Atrial fibrillation (AF) is an independent risk factor for intracranial hemorrhage in patients receiving recombinant-tissue-type plasminogen activator (rt-PA) thrombolytic therapy. Research showed that patients with acute ischemic stroke (AIS) could benefit from multimode computed-tomography- (CT-) guided intravenous thrombolysis over 4.5 hours. The medical data of patients with AIS in our center were retrospectively reviewed, and the data of the multimode CT-guided thrombolytic therapy or nonthrombolytic therapy within different time windows (3-9 hours) were evaluated. 134 AIS cases were selected successfully and divided into three groups: patients with AF treated by rt-PA (AF rt-PA), patients with AF not treated by rt-PA (AF non-rt-PA), and patients without AF treated by rt-PA (non-AF rt-PA). After correcting for the baseline NIH Stroke Scale (NIHSS), sex, age, and hypertension data, the comparison results showed that the NIHSS improved significantly at hospital discharge for rt-PA-treated patients (n = 47) compared to non-rt-PA-treated patients with AIS (n = 31) with AF (P = 0.0156). The NIHSS evaluation at 90 days of follow-up also improved in rt-PA-treated patients (P = 0.0157).
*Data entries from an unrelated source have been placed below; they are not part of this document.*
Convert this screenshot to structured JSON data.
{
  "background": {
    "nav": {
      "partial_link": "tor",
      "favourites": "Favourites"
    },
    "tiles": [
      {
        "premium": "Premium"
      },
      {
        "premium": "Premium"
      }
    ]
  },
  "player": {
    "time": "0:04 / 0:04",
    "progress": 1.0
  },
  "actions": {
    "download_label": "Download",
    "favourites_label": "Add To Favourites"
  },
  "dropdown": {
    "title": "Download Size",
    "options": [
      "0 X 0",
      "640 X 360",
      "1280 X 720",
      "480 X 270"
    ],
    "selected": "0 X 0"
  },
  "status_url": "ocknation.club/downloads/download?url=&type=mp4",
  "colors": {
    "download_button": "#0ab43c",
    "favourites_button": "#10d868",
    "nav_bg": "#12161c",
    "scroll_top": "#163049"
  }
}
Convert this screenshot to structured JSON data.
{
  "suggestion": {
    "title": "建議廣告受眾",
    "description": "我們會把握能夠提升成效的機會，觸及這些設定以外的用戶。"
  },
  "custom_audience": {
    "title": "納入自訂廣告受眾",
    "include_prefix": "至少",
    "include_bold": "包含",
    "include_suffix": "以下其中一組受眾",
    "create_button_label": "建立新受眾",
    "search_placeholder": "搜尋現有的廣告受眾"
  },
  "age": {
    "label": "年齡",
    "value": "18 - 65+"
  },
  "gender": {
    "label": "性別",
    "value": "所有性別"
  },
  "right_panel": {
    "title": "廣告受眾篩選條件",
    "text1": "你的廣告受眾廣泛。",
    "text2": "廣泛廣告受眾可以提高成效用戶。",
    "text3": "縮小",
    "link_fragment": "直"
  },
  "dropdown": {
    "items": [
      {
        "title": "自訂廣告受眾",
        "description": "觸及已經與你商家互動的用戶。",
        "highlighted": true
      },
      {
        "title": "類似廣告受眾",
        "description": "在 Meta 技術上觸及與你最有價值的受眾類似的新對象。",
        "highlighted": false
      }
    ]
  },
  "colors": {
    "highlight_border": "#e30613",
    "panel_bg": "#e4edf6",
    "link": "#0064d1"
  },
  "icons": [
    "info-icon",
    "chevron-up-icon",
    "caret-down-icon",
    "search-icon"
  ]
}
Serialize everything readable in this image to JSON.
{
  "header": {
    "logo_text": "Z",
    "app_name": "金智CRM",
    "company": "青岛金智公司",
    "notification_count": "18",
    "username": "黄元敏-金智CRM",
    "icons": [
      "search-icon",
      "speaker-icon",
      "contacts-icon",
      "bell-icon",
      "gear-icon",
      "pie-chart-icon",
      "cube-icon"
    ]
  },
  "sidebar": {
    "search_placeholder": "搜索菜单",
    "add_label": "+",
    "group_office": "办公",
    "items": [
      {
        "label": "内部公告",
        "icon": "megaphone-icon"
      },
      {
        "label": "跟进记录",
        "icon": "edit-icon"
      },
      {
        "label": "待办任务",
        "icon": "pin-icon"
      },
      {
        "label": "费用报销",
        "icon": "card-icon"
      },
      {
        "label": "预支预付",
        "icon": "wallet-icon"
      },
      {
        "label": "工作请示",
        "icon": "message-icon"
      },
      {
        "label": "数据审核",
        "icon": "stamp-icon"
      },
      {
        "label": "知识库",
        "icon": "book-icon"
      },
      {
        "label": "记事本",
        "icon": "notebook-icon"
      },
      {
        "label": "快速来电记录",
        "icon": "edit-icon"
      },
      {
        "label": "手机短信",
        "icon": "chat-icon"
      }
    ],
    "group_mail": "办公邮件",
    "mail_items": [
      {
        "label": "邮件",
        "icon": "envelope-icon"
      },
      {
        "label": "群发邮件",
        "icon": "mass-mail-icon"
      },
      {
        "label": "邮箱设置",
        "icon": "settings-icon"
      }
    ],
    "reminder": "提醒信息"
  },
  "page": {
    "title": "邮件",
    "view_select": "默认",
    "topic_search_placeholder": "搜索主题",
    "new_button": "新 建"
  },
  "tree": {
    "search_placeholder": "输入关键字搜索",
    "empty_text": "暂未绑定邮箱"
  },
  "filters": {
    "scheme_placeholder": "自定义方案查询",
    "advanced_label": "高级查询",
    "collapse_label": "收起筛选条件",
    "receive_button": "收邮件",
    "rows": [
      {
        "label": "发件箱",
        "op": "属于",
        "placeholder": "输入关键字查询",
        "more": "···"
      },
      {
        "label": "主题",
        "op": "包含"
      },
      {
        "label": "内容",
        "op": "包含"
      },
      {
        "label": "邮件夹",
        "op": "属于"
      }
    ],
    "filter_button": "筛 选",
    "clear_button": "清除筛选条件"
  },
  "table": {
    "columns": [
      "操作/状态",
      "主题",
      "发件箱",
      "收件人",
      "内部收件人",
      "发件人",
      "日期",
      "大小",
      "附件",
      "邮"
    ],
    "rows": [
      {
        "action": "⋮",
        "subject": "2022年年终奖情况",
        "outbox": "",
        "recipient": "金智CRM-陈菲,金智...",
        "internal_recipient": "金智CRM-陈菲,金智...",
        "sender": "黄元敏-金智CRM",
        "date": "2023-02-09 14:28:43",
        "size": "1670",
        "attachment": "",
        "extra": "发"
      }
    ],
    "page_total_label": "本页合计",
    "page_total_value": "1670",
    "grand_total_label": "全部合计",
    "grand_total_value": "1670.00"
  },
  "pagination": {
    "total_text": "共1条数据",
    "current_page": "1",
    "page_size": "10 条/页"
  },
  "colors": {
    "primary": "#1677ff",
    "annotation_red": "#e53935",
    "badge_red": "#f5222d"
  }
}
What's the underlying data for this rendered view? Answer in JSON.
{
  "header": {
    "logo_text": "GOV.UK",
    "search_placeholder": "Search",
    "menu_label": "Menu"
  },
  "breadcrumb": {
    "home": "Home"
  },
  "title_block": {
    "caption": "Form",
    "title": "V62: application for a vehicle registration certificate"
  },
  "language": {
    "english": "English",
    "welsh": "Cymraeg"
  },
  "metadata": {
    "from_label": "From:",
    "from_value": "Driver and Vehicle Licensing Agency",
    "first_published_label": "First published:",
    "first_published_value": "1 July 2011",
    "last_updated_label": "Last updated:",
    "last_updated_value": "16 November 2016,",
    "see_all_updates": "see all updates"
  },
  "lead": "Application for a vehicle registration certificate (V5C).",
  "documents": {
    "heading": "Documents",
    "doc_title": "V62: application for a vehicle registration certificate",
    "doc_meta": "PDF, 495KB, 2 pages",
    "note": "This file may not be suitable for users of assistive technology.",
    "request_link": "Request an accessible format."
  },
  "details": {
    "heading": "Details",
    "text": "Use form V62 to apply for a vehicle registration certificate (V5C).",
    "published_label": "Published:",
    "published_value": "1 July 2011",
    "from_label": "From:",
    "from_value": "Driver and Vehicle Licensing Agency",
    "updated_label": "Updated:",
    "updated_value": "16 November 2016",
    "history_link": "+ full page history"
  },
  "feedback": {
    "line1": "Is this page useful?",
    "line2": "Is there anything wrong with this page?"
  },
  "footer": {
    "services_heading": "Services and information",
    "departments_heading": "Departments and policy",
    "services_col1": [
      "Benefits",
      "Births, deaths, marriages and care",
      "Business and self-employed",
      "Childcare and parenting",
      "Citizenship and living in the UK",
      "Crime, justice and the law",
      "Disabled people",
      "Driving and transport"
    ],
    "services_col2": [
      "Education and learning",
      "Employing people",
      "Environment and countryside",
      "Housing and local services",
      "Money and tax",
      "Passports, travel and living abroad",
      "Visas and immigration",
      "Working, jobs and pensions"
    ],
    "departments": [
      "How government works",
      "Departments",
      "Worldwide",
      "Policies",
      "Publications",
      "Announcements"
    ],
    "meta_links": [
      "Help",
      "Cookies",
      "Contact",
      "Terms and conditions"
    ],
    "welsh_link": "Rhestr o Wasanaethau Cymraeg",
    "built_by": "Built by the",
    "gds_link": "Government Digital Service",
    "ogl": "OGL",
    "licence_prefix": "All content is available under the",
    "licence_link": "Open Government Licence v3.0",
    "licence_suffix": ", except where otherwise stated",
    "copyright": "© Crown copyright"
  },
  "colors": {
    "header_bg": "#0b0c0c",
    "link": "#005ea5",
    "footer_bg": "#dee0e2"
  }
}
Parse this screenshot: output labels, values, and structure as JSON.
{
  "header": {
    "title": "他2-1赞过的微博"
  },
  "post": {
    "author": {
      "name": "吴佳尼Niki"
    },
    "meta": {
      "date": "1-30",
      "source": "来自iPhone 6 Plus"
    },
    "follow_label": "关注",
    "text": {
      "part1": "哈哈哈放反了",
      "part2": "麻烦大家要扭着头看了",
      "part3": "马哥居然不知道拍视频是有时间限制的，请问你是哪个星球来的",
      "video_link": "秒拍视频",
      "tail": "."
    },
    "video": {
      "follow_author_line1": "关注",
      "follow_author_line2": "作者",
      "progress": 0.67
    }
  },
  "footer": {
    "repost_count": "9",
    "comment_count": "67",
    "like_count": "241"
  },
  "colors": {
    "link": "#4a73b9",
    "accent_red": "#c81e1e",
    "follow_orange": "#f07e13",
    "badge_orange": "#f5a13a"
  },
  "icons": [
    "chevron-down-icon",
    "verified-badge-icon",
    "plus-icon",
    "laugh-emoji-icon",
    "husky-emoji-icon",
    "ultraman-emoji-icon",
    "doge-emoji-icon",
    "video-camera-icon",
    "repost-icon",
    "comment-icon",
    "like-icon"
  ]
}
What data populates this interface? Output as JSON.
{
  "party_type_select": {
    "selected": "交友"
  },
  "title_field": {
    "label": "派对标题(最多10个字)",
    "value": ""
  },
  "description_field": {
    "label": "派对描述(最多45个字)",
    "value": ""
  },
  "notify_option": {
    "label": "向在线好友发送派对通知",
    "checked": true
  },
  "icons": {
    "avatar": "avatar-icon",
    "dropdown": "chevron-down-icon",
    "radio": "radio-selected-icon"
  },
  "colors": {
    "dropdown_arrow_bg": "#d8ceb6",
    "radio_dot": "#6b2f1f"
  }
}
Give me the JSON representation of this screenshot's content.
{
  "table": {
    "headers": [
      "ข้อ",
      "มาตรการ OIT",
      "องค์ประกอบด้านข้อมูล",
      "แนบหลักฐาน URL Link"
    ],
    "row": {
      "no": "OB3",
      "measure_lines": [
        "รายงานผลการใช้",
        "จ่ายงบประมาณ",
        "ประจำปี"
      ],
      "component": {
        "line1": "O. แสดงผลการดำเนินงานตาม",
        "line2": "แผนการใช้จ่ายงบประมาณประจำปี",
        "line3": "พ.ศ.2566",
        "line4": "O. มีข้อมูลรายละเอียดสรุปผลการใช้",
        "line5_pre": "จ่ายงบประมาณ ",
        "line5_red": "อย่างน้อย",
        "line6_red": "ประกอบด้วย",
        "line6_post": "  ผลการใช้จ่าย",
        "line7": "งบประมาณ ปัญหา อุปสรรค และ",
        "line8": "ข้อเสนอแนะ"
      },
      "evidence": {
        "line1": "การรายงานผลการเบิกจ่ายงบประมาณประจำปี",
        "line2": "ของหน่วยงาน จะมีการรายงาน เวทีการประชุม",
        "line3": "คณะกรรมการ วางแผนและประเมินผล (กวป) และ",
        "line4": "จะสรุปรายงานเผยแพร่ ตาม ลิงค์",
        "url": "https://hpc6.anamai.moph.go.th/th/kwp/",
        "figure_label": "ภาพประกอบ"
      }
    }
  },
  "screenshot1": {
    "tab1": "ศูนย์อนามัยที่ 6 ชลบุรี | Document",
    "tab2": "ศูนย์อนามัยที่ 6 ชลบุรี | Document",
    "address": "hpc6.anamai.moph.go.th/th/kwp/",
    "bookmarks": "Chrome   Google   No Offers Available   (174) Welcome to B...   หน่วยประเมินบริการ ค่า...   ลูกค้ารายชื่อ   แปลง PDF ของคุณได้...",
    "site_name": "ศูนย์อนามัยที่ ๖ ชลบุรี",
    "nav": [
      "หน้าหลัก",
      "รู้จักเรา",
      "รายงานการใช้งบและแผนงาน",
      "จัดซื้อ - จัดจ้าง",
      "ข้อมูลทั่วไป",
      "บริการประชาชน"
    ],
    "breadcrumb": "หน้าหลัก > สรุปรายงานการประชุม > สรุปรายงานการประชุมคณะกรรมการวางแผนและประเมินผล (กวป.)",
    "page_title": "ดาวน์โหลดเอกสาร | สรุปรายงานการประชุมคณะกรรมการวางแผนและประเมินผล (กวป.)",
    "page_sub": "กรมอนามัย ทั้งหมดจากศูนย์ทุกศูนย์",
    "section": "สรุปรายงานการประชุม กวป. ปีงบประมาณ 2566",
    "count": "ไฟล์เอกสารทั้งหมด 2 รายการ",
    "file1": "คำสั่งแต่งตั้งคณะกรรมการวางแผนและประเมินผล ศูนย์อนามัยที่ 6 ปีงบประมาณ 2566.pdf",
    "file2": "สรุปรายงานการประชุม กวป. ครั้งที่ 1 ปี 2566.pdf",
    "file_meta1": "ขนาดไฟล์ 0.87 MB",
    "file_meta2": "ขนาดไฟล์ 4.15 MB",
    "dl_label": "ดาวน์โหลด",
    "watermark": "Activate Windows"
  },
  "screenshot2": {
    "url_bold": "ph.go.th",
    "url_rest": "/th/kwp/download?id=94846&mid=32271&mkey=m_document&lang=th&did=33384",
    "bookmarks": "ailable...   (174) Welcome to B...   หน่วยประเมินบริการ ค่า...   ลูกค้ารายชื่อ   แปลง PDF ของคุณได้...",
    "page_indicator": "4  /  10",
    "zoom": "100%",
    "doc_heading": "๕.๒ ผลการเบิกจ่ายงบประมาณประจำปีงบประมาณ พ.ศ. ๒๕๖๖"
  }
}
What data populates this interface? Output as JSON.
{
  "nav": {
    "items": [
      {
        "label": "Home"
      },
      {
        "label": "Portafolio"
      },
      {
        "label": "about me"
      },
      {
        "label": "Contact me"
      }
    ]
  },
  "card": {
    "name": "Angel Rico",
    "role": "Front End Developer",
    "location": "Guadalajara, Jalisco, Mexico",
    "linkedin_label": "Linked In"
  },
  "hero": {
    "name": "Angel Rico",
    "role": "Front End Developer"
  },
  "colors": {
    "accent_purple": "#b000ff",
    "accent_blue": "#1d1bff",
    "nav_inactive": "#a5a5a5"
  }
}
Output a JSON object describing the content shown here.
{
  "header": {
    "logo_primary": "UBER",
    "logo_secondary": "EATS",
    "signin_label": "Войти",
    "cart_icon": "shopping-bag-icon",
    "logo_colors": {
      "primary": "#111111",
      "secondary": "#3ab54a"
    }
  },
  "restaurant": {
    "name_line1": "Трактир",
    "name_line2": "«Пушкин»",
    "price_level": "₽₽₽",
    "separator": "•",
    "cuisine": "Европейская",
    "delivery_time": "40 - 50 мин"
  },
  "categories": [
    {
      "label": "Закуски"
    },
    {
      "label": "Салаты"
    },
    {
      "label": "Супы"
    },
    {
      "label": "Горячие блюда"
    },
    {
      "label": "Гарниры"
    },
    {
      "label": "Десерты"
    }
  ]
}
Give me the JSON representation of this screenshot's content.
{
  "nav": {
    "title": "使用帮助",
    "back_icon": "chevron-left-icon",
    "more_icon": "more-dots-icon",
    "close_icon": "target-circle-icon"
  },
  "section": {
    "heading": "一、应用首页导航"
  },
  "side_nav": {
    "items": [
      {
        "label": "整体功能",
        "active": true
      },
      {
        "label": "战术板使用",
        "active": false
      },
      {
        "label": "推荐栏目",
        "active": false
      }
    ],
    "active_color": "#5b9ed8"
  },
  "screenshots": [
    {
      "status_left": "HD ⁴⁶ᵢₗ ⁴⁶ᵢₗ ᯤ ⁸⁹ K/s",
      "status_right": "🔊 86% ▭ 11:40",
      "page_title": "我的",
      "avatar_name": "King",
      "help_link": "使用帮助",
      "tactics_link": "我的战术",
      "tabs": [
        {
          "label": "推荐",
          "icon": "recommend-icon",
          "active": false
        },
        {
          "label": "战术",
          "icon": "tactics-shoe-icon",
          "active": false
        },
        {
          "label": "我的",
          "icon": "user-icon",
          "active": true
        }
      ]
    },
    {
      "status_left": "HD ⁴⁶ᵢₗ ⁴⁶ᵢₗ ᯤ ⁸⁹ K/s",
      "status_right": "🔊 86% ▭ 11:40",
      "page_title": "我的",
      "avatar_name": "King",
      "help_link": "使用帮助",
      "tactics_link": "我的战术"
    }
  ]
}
The NIHSS at hospital discharge was higher in AF rt-PA-treated patients compared to non-AF rt-PA-treated patients (P = 0.0167) after correction; the difference was not statistically significant at 90 days of follow-up (P = 0.091). Our research showed that the neural function improved after 3-9 hours of thrombolytic therapy with rt-PA in patients with AIS and AF. If there is no thrombolytic taboo, the patients could benefit from the thrombolytic therapy, although the onset time window has been extended to 9 hours.